Georgian ex-PM detained on abuse of office charge



TBILISI, Georgia (AP) — Allies of Georgian President Mikhail Saakashvili — a former prime minister and a provincial governor — were charged on Tuesday with embezzlement and abuse of office in another sign of an ongoing power struggle between the country's top two officials.

After dominating Georgian politics for nine years, pro-Western Saakashvili suffered a humiliating defeat last fall when his party lost a parliamentary election to the Georgian Dream coalition led by billionaire Bidzina Ivanishvili, who became Georgia's prime minister.

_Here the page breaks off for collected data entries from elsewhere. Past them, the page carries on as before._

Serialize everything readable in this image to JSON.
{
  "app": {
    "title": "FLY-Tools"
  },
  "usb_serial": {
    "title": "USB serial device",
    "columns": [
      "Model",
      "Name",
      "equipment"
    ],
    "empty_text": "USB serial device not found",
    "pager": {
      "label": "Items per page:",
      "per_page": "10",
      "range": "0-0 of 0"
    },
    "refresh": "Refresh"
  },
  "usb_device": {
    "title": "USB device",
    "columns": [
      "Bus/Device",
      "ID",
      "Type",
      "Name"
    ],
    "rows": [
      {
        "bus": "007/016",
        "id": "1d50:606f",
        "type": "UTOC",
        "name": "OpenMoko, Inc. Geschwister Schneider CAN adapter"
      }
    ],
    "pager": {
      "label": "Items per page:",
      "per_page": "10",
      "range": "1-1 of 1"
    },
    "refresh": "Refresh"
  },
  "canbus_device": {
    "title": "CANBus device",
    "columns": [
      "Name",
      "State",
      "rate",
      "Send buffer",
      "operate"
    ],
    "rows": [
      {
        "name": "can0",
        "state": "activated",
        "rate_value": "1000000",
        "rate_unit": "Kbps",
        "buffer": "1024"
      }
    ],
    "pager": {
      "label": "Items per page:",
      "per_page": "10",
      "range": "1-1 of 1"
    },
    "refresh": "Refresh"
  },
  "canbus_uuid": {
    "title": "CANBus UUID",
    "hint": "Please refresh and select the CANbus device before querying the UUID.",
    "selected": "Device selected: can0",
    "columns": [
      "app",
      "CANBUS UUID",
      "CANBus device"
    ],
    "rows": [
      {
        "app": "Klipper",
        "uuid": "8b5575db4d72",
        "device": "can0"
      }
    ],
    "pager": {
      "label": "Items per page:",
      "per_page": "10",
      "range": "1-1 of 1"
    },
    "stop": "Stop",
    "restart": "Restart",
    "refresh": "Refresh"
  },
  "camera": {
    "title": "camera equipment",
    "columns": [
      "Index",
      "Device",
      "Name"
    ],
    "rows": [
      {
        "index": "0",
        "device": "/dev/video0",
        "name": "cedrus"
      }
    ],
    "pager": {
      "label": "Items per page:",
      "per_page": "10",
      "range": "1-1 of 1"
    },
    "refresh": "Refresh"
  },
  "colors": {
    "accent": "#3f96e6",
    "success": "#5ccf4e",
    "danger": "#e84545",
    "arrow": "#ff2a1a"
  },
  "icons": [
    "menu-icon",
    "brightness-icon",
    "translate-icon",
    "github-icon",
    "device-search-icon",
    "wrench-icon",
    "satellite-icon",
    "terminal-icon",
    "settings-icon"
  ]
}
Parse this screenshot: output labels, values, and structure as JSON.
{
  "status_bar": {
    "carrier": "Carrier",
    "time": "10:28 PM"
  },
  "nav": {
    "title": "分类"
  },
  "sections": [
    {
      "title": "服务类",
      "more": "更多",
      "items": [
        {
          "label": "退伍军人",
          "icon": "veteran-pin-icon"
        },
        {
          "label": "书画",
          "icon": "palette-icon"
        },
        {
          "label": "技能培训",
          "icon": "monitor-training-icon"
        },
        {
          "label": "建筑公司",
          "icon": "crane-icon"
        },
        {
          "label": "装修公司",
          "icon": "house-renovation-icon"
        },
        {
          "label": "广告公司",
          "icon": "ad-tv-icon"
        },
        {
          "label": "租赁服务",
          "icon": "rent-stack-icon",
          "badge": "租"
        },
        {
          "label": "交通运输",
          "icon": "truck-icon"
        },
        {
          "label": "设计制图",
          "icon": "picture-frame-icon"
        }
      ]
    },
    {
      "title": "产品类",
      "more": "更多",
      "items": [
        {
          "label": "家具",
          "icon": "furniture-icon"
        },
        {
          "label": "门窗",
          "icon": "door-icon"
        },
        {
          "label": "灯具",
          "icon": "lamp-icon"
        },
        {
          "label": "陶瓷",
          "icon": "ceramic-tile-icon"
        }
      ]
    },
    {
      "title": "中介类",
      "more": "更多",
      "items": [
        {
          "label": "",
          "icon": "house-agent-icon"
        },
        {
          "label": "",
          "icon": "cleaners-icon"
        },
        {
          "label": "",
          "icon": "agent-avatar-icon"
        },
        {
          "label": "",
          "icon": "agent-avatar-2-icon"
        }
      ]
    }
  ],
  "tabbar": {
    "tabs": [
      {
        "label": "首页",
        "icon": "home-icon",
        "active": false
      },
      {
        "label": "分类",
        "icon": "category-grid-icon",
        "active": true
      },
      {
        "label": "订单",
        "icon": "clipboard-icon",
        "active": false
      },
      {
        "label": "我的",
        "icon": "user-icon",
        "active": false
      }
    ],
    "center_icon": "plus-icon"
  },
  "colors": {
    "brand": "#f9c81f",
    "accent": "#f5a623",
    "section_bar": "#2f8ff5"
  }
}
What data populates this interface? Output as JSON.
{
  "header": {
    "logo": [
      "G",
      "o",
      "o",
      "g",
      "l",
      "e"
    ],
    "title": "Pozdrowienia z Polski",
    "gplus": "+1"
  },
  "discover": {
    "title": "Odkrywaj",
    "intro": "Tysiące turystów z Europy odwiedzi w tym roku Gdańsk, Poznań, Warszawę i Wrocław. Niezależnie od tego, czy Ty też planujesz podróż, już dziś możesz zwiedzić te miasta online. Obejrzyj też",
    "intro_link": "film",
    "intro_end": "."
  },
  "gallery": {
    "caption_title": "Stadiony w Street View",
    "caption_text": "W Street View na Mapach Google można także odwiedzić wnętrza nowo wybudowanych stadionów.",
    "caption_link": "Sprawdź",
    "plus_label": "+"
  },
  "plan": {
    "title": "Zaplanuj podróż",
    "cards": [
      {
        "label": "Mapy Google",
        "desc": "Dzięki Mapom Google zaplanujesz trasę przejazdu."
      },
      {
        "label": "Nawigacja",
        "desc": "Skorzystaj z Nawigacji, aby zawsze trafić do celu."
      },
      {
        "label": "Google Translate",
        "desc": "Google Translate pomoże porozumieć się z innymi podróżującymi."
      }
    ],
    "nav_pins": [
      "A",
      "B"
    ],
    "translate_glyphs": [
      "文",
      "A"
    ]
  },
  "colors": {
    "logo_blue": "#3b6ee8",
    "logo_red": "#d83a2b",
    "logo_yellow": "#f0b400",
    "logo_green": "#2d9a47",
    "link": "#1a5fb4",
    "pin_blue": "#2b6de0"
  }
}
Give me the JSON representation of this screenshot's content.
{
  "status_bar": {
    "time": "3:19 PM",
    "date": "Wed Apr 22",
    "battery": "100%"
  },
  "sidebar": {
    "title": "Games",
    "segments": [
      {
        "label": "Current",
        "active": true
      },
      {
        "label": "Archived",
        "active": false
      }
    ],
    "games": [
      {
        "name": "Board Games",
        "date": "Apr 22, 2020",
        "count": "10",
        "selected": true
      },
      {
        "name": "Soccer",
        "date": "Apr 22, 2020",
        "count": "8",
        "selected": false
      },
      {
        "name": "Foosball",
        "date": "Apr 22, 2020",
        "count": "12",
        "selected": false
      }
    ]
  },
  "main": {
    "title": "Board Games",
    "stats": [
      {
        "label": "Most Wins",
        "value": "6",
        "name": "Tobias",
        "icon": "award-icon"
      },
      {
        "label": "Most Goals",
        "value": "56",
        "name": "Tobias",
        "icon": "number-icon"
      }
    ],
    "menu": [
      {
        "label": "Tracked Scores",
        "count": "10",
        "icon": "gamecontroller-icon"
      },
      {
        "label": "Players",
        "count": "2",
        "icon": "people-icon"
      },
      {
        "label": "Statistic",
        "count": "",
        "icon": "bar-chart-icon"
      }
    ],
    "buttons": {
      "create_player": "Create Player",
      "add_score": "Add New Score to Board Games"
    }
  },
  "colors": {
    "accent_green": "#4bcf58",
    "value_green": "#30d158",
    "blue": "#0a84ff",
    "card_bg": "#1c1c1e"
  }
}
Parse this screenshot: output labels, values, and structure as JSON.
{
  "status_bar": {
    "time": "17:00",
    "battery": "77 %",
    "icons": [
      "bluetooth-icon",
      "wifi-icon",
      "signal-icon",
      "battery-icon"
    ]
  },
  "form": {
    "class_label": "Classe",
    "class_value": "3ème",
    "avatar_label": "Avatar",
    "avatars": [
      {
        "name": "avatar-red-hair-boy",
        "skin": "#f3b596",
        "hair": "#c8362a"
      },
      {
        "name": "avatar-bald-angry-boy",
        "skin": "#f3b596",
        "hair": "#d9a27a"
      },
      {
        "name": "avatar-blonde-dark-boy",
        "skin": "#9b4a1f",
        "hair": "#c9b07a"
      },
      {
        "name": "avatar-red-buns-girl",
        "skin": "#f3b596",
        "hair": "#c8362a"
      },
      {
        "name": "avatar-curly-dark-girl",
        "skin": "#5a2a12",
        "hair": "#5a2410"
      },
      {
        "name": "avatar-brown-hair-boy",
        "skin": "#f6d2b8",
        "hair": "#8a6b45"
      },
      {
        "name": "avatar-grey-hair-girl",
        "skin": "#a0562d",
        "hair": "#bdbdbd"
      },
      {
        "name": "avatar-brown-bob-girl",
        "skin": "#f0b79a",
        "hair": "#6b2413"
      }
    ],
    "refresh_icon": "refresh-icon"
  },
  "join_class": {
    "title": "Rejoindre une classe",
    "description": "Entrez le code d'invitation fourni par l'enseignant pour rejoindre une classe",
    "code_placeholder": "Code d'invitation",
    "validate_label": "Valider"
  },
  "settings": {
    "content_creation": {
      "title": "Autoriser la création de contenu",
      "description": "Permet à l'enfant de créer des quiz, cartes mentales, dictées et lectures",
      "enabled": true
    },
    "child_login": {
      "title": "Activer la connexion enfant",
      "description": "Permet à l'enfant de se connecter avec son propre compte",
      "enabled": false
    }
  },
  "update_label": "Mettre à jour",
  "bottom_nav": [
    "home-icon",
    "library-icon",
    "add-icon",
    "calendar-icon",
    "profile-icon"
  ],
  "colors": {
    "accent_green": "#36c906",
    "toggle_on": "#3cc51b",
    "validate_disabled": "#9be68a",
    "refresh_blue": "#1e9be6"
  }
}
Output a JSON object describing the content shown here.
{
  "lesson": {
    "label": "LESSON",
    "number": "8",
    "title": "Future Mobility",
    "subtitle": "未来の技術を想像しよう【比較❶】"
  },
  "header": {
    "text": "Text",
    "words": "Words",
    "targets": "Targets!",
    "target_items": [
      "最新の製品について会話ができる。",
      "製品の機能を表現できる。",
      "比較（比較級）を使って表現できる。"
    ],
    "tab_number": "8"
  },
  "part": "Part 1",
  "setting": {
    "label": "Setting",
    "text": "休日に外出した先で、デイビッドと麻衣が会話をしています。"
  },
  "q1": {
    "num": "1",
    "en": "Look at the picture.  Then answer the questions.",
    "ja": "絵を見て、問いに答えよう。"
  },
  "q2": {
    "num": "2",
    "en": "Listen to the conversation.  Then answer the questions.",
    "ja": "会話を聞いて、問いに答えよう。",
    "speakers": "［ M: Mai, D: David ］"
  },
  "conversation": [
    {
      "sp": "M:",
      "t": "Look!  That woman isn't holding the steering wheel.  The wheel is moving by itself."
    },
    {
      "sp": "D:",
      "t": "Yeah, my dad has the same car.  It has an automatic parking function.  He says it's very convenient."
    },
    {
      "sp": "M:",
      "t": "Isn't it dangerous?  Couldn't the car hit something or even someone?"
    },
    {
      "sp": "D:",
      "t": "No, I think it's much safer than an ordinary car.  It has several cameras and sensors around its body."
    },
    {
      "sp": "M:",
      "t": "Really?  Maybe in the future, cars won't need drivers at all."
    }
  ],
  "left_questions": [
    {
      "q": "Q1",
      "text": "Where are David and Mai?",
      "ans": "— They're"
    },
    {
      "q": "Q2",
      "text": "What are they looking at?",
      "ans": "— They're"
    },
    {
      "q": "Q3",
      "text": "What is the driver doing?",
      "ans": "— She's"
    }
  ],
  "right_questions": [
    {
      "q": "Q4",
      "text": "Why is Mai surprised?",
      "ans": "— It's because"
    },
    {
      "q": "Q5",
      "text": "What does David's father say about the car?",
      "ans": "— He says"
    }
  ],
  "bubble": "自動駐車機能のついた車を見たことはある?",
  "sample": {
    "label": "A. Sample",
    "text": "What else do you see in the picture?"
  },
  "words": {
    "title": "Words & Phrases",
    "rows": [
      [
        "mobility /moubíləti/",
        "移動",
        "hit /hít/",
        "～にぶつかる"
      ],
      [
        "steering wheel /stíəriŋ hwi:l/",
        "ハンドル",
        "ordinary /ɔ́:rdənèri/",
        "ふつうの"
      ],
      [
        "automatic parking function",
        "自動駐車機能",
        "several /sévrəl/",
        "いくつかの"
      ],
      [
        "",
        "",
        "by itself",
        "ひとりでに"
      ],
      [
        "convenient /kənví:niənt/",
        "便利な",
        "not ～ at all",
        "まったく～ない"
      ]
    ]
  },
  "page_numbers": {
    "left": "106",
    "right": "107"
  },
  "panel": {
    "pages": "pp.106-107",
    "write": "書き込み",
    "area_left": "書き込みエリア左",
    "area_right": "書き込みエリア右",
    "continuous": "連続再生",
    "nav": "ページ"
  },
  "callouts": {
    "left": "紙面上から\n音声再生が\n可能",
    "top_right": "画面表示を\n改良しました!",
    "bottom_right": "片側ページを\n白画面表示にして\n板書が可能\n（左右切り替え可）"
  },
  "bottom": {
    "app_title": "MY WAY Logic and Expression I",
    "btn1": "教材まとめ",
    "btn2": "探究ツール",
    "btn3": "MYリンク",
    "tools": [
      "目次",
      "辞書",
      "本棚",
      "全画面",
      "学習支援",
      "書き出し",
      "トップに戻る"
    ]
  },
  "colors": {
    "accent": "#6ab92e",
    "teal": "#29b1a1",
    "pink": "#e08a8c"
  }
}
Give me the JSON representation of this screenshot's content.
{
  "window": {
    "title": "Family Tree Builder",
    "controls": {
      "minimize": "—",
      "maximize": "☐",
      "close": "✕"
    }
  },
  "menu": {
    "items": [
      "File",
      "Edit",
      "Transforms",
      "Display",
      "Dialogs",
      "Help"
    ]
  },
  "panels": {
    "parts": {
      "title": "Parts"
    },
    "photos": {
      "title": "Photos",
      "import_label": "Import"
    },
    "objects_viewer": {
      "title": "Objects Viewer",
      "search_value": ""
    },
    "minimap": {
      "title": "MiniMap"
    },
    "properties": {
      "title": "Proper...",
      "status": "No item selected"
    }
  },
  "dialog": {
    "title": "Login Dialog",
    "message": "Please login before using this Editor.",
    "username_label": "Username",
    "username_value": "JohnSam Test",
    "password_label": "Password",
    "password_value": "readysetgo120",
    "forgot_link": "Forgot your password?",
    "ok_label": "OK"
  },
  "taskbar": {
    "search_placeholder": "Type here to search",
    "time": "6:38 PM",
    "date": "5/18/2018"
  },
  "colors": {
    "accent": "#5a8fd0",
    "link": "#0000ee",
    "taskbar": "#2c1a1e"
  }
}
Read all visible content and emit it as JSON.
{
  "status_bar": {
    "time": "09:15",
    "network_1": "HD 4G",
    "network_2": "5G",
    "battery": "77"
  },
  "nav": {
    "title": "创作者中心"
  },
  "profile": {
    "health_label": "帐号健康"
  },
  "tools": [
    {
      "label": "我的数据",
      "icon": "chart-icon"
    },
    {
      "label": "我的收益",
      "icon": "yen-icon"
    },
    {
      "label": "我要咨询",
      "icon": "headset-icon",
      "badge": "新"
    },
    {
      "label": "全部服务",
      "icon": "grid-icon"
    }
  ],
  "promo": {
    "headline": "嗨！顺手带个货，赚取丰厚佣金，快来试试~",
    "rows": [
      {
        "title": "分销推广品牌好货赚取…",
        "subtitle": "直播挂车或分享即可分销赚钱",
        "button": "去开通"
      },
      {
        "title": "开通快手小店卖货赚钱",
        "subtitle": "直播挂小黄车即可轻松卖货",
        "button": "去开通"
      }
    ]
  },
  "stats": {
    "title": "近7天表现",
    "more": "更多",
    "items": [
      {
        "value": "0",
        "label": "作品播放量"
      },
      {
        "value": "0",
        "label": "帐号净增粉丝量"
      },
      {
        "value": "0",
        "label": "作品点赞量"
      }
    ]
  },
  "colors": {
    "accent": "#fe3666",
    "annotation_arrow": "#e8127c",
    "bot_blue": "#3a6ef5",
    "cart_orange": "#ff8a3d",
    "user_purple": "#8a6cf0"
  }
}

A constitutional reform further weakened Saakashvili's hand by shifting the government's powers from the presidency to the parliament and the prime minister. The election was the first constitutional transfer of top executive power in Georgia, and it was hailed as a breakthrough for the post-Soviet region. But problems soon emerged.
Saakashvili's presidential term does not end until October, so he must serve alongside his arch-foe, Russia-friendly Ivanishvili. The two men have been locked in an intense power struggle, and authorities have leveled abuse of office charges against some of Saakashvili's top lieutenants.
On Tuesday, former Prime Minister Vano Merabishvili, who currently leads Saakashvili's party, was charged with embezzlement and abuse of office charges and arrested him in Kutaisi, a city in western Georgia.
Prosecutors accuse him of taking on the payroll in the Labor Ministry nearly 22,000 party activists whose only job was to canvass for the party in the run-up to October's parliamentary election. Ex-Labor Minister Zurab Chiaberashvili, who currently serves as the governor of the Kakheti region, also was arrested along with Merabishvili on the same charges.
Merabishvili, the key architect of Saakashvili's policies, is the highest-ranking member of the president's inner circle to face charges. Prosecutors also accuse him of illegally appropriating a lush seaside residence and using government funds to maintain it and hire personnel. Other charges include his alleged involvement in the police crackdown on a protest in 2011.
Merabishvili's lawyer said he rejected all the charges. Saakashvili has denounced a series of criminal investigations targeting former officials and allies of his as politically driven. Speaking in televised remarks Tuesday, Saakashili said the decision to arrest Merabishvili was "made on a political level" and warned that it will tarnish Georgia's image in the West.
"Georgia may face a problem of international isolation," Saakashvili said. Ivanishvili rejected political motives behind Merabishvili's arrest. "It's a pity that we lost (a chance) to get such president," he said in a sardonic reference to Merabishvili's alleged intention to run for president in an election later this year.
Ivanishvili, who earned his fortune in Russia, has denied Saakashvili's accusations of kowtowing to the Kremlin and pledged to maintain the course toward Georgia's integration with the West. But he also has pledged to repair the ties with Moscow, which were ruptured in the August 2008 Russian-Georgian war that ended with Moscow recognizing two breakaway Georgian provinces of Abkhazia and South Ossetia as independent states.